Friday, May 22 was supposed to be the day that Mr Li got to share a bit of the limelight. After all, it remains his job to deliver the Chinese government’s annual work report to the National People’s Congress, the annual rubber-stamp session of parliament.
The work report always moves global markets because it usually reveals Beijing’s economic growth and fiscal deficit targets, as well as other important information about the world’s second-largest economy.
And this year’s work report is easily the most consequential Mr Li has delivered. As China was the first country to tame the coronavirus pandemic, the revival of its wounded economy is even more critical than usual to the global economy’s prospects.
But just like Lucy and Charlie Brown, Mr Xi snatched away the football before Mr Li could kick it.
On Thursday night it was revealed that the NPC would impose national security legislation on Hong Kong, rather than keep waiting for the semi-autonomous city to pass its own law on the subject.
The consequences of this monumental decision have sent shockwaves through both the streets of Hong Kong and the corridors of power in Washington. It will dominate the rest of the NPC’s week-long session. Mr Li’s work report will now be at best an afterthought.
Imposing national security legislation on Hong Kong is bad for Asia’s leading financial centre and even worse for China-US relations. Within hours of the announcement, President Donald Trump promised a tough response when the NPC follows through on its plans.
Simon Cartledge, author of A System Apart, a book about the territory’s political system, said it was the latest in a long series of setbacks for the rule of law and democratic development in the city, such as the disqualification of some Hong Kong legislators on ideological grounds.
“Hong Kong’s constitutional framework has collapsed,” said Mr Cartledge. “Its already dismal governance can only deteriorate further.”
Mr Xi, however, stands to benefit.
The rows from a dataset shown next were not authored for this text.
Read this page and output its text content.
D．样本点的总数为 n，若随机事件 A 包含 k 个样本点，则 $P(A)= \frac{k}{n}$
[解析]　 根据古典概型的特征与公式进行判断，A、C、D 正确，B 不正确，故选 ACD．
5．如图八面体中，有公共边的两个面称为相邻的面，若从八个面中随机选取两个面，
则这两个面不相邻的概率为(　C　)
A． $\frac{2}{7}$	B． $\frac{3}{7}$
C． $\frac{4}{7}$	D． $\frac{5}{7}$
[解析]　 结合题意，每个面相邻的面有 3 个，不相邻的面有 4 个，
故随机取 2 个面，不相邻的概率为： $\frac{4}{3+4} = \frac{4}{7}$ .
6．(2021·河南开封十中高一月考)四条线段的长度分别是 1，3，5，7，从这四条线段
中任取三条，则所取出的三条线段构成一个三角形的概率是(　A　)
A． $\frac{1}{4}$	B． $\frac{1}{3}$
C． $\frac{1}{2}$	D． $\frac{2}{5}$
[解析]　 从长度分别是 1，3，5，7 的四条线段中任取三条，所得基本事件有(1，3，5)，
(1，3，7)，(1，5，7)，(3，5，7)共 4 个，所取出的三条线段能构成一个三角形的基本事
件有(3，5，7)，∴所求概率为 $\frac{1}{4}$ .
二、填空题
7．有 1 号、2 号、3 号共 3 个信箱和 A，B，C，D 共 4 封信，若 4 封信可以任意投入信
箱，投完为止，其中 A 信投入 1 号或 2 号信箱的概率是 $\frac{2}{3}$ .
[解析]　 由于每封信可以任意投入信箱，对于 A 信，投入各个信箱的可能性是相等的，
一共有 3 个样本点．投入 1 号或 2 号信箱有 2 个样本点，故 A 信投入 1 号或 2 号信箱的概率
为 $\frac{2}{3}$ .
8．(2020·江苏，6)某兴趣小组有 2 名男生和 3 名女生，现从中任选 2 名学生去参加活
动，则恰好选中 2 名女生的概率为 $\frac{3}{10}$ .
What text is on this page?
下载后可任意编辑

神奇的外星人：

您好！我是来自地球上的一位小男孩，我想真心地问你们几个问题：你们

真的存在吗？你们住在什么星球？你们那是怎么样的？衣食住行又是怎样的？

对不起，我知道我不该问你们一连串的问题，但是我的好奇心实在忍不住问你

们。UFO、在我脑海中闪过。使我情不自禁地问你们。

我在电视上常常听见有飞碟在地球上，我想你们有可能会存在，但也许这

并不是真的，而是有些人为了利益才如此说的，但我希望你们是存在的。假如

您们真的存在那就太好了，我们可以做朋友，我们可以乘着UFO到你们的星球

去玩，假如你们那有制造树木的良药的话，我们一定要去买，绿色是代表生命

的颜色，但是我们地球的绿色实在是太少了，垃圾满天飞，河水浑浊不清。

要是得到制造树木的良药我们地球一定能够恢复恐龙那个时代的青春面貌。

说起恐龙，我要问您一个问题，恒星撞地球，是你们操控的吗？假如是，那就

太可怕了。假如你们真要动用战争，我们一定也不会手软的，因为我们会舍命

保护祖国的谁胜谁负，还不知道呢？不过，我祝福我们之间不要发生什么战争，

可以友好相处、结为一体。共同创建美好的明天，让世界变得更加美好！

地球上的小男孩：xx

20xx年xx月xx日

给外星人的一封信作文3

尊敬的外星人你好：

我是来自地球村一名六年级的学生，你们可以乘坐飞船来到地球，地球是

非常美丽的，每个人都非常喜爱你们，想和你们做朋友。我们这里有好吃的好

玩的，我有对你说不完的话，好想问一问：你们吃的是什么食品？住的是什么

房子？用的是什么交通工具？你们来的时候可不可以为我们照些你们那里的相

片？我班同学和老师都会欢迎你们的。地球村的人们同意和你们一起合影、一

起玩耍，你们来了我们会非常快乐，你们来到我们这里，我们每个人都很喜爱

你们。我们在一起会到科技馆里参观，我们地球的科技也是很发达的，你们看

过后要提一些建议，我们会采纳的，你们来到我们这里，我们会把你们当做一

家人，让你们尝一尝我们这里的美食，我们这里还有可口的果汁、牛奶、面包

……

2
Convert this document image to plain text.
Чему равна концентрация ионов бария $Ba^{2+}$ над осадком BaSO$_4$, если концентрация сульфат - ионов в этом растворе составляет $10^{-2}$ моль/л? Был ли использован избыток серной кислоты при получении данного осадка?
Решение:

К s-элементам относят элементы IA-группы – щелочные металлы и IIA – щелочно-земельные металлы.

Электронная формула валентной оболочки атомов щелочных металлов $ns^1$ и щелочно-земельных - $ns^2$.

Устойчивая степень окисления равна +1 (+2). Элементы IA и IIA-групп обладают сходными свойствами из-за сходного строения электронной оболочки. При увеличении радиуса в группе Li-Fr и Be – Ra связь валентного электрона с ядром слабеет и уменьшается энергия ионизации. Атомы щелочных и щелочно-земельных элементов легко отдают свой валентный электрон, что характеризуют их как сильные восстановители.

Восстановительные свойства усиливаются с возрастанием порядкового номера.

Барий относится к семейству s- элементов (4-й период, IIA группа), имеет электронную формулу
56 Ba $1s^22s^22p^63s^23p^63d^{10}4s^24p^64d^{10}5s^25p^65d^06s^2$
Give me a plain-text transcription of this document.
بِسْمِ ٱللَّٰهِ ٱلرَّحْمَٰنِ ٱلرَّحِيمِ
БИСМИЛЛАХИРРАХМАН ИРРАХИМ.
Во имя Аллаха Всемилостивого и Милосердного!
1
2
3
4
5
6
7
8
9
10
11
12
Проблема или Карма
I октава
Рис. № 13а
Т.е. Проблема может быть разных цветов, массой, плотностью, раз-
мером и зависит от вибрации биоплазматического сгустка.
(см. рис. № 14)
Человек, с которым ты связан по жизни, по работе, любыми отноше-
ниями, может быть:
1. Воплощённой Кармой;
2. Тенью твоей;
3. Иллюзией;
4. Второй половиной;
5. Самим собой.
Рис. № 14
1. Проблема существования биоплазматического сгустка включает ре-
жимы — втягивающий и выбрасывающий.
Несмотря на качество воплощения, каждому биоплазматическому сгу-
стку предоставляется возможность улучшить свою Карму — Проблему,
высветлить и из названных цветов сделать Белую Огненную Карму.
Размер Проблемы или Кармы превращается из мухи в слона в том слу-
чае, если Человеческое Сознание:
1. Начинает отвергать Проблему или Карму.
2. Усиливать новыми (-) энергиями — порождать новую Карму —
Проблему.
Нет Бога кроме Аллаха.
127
The resulting furore will distract attention from awkward questions about his handling of the early stages of the pandemic. The move will also embolden a nationalist Chinese public that has little sympathy for Hong Kong’s frontline pro-democracy protesters — and even less for a US president they perceive as a bully intent on denying China’s ascent to its rightful place on the global stage.
Yun Sun, director of the China programme at the Stimson Center think-tank in Washington, said that while Mr Xi was not seriously wounded by his administration’s mis-steps in the early stages of the pandemic, they did dent his image. “I don’t think Xi was under any real threat in terms of his position,” Ms Sun said. “But there has been more questioning of his authority and approach.”
In a single stroke on Thursday night, Mr Xi essentially asked the people of China: “Are you with me or are you with Hong Kong’s protesters and Mr Trump?”
He knew how most people would answer that simple question before he asked it.
But if China had a real parliament, some delegates might now be asking Mr Xi some more difficult questions in return. Would not China’s economic prospects look much better if the president had not risked a new cycle of mass protests in Hong Kong and further deterioration in relations with the US and let the focus of this year’s parliament rest firmly on Mr Li and the state council’s economic recovery plans?
The NPC is not a real parliament, so Mr Xi need not worry about that. Its unintentional but most enduring image this year will be of the president, sitting without a mask, surrounded by thousands of delegates with their mouths covered.